Ruffled to the core and given a major psychological blow by home team's incredible match-winner Ben Stokes, who pulled off a one-wicket heist for the ages, the then Australian coach got his troops watching the highlights of the final session in Leeds.
Langer said the idea of glueing the Australian players under former skipper Tim Paine to the screen to bear the pain of revisiting Stokes' rearguard knock and his partnership with stoic No.11 Jack Leach was to give them a brutal recount of where they faltered to concede defeat from the jaws of victory.
The ex coach reminisced that as a point of true reckoning for his side as it ended up galvanise Paine & company and ultimately helped them come out triumphant in the very next Test in Manchester to do what no other Australian touring party since Steve Waugh's men 18 years back had done: take the prestigious urn home.
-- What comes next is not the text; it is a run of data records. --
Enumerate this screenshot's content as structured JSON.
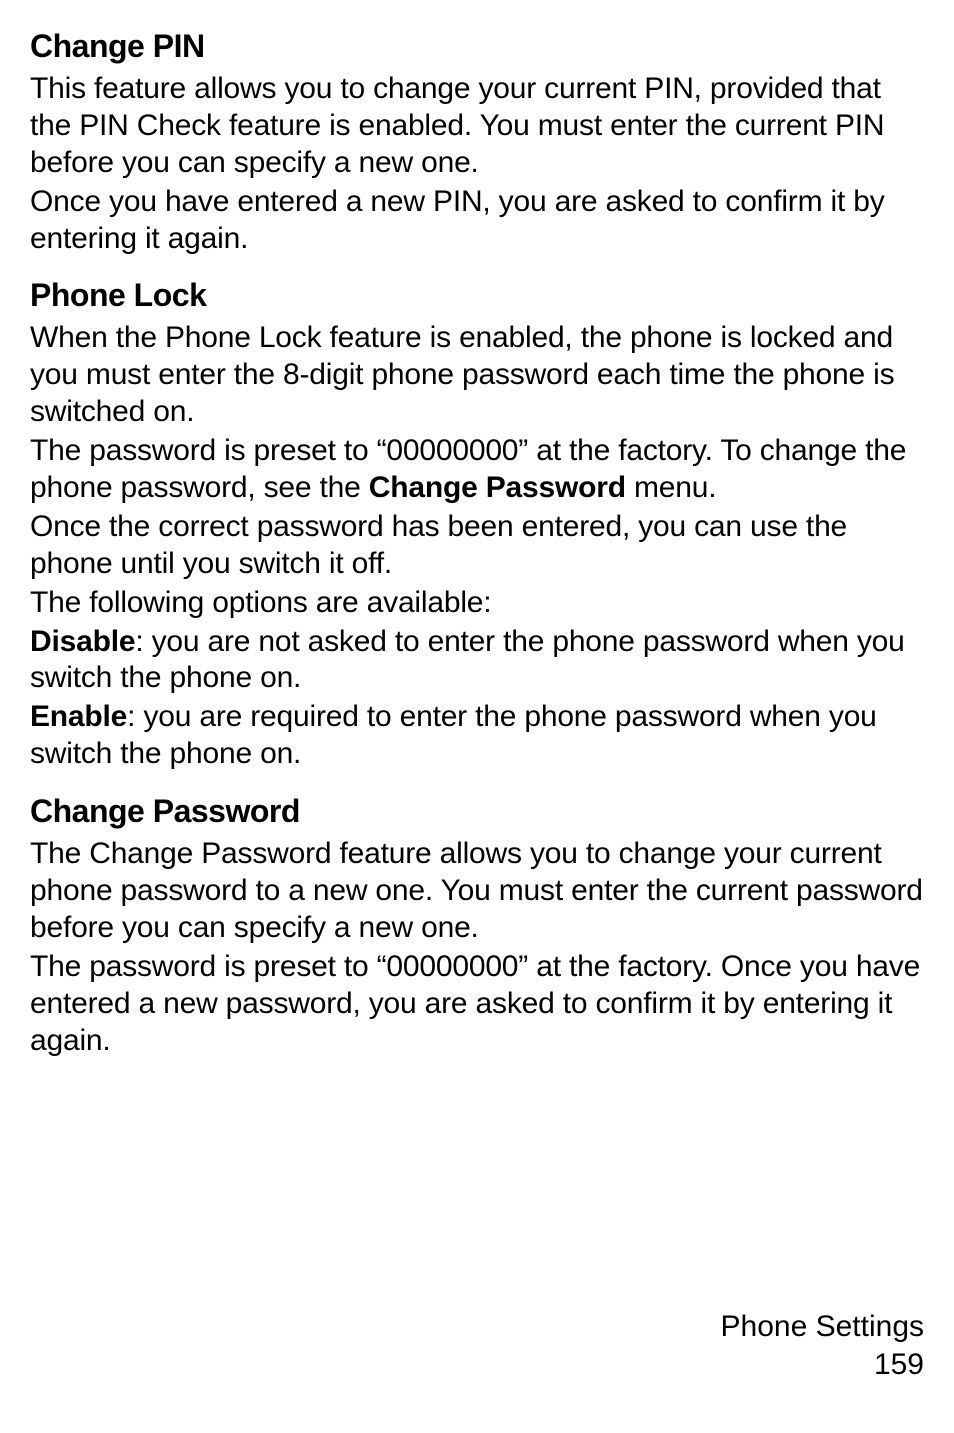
{
  "section1": {
    "heading": "Change PIN",
    "p1": "This feature allows you to change your current PIN, provided that the PIN Check feature is enabled. You must enter the current PIN before you can specify a new one.",
    "p2": "Once you have entered a new PIN, you are asked to confirm it by entering it again."
  },
  "section2": {
    "heading": "Phone Lock",
    "p1": "When the Phone Lock feature is enabled, the phone is locked and you must enter the 8-digit phone password each time the phone is switched on.",
    "p2a": "The password is preset to “00000000” at the factory. To change the phone password, see the ",
    "p2b_bold": "Change Password",
    "p2c": " menu.",
    "p3": "Once the correct password has been entered, you can use the phone until you switch it off.",
    "p4": "The following options are available:",
    "p5a_bold": "Disable",
    "p5b": ": you are not asked to enter the phone password when you switch the phone on.",
    "p6a_bold": "Enable",
    "p6b": ": you are required to enter the phone password when you switch the phone on."
  },
  "section3": {
    "heading": "Change Password",
    "p1": "The Change Password feature allows you to change your current phone password to a new one. You must enter the current password before you can specify a new one.",
    "p2": "The password is preset to “00000000” at the factory. Once you have entered a new password, you are asked to confirm it by entering it again."
  },
  "footer": {
    "chapter": "Phone Settings",
    "page": "159"
  }
}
Langer recounts how Australia overcame Leeds setback
In his column for UK-based 'The Telegraph', Langer wrote how his unique tactic to put the Headingley loss right in the face of his players and keeping their pain and wounds fresh inspired them to for the Old Trafford clash and played a direct role in taking the irrevocable 2-1 lead with a Test match to go.
"After Ben Stokes’s heroics at Headingley in 2019, I clearly remember a sleepless night, not uncommon for a coach. Much to the chagrin of most of the players, the next morning we sat in the hotel boardroom and watched the entire Stokes and Jack Leach partnership on video. You could cut the air with a knife," Langer wrote.
"Where other teams might have buckled under the pressure of such a humiliating defeat, we had to wrestle the demons, or the Ashes would be lost."
"That week between Headingley and retaining the Ashes at Old Trafford in 2019, was the best coaching week of my career. It wasn’t popular, leadership rarely is, but the learnings were invaluable. The reason it was unpopular with some, was that some of the players had promised to take a few days off and retreat from the pressures of the game with their families," he added.